Tucked into the corners of the Old Town Hall are two of the original light fixtures from the Mount Hope Bridge. They still light up when we plug them in although they date from the 1929 construction of the bridge. It was the first bridge in the United States that was painted a color – green to blend in instead of black or gray. Our Mount Hope lights still bear that green color. The bridge was a prize winning suspension bridge and it was the longest suspension bridge in New England for decades. It was built at the point of the narrowest gap between Bristol and Portsmouth, the historic site of the Bristol or Tripp’s Ferry.

With automobiles becoming more common, Newport politicians pushed for a bridge, but the state legislature rejected the bridge proposal. A private group emerged to make a privately owned toll bridge. Newport representative Herbert Smith continued to back it and got the state authorization to permit private capital to build and charge tolls for a specified time.

The bridge was designed by David Steinmen. Its total cost was about $4,250.000. Authorized on December 16, 1927 it was completed Oct. 24, 1929. Its length is 6,130 feet. and it is 285 ft. above water. The deepest foundation is 54 feet below sea level. The builders were convinced to try a new heat treated wire. Unfortunately these proved to be defective and problems plagued bridge construction. The cables were condemned in February of 1929 – only four months from projected completion date. It was a mammoth project to dismantle and re-wire. This process made the bridge opening four months late.

Just five days after opening ceremonies, the stock market crashed. With the Depression the Mt. Hope Bridge Company defaulted on their mortgage. After a public auction, R.F. Haffenreffer with the Mount Hope Bridge Corporation purchased the bridge. The State of Rhode Island took over in 1955.

The Historical Society has items from the opening festivities of the Mt. Hope Bridge in 1929. These items include an invitation, guest badge and photographs of the construction and ribbon cutting. A front page newspaper article from the time helped us to understand how elaborate the ceremonies were.

Note Lighting fixtures with flags at the grand opening in 1929.

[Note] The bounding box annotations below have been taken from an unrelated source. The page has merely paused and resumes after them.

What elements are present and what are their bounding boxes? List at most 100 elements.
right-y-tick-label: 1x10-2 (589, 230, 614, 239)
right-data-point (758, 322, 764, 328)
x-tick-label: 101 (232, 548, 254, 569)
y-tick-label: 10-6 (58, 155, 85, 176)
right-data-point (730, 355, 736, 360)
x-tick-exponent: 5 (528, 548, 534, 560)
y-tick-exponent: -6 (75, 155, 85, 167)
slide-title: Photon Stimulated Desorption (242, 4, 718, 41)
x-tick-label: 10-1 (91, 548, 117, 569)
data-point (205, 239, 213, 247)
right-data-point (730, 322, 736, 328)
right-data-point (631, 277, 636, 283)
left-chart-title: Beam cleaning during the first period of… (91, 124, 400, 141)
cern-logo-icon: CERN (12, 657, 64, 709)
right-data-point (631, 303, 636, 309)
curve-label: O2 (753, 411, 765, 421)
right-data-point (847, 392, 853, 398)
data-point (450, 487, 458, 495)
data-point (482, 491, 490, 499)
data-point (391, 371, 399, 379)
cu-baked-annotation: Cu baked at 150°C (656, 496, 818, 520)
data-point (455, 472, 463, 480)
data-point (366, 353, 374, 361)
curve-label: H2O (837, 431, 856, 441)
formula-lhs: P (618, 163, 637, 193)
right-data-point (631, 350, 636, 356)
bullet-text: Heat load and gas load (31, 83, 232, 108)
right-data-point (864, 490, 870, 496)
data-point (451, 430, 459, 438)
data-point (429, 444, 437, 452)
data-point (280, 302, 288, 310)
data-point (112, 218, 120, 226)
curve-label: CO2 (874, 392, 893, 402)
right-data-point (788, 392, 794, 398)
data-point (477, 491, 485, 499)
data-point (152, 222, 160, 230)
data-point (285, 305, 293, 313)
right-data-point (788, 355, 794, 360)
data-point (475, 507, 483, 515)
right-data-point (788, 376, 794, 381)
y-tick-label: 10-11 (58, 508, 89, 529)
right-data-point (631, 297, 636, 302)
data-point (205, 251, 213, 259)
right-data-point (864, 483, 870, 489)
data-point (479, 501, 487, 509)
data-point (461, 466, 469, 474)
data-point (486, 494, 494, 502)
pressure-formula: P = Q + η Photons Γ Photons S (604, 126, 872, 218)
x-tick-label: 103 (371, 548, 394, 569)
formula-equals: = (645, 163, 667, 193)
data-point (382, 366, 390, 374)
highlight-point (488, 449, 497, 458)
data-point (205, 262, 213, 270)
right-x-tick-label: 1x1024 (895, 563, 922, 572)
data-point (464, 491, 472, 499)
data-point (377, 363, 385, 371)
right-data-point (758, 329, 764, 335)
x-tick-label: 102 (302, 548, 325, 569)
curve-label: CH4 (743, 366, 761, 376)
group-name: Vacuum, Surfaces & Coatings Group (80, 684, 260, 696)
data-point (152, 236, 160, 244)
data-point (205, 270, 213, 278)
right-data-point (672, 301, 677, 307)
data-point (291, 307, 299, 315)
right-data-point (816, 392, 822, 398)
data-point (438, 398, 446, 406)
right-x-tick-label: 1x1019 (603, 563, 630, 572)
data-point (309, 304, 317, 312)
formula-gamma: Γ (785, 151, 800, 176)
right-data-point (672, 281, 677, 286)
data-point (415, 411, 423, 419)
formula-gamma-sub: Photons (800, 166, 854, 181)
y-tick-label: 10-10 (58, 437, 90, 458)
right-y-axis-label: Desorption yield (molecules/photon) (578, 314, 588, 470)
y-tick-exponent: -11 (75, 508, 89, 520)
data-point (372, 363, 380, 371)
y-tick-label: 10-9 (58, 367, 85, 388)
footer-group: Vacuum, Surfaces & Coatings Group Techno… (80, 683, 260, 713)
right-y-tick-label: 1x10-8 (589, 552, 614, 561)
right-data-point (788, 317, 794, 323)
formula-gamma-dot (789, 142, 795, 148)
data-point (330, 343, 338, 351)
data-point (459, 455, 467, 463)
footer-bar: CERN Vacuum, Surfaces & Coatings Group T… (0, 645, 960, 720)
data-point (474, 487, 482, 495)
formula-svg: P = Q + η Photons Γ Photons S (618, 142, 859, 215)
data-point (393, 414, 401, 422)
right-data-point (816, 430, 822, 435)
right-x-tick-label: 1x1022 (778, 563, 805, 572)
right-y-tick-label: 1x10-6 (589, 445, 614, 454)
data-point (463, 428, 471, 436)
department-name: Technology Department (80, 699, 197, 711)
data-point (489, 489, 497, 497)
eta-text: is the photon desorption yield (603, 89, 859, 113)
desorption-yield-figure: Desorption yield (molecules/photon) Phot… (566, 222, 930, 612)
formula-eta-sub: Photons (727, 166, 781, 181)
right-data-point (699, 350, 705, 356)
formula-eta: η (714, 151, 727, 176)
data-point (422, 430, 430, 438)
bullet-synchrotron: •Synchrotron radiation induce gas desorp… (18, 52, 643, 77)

Senator William H. Vanderbilt presided over the pageant. Beginning at 10 in the morning, a parade began in Bristol and headed toward the bridge. Part of this parade was a “tableau” depicting Roger Williams that was organized by the Rhode Island Historical Society. The Newport Historical Society organized a tableau and parade depicting John Clarke and they marched from the Aquidneck Island side.

At 11 a.m., “Roger Williams” met “John Clarke” and unfurled flags at the center of the bridge and exchanged greetings. There was an Native American ceremony in which Governor Case and Senator Vanderbilt became members of the Algonquin Council. Vice President Charles Curtis signaled from Washington, D.C. at noon to begin the dedication of the bridge.

The program lists events such as a christening of the bridge, ribbon cuttings and acceptance of bridge certification. The ceremony was even broadcast on WEAN at the old Outlet Building in Providence. Twenty five thousand cars paraded across the bridge after the ceremonies. In one of those cars was my father, riding in his uncle’s car.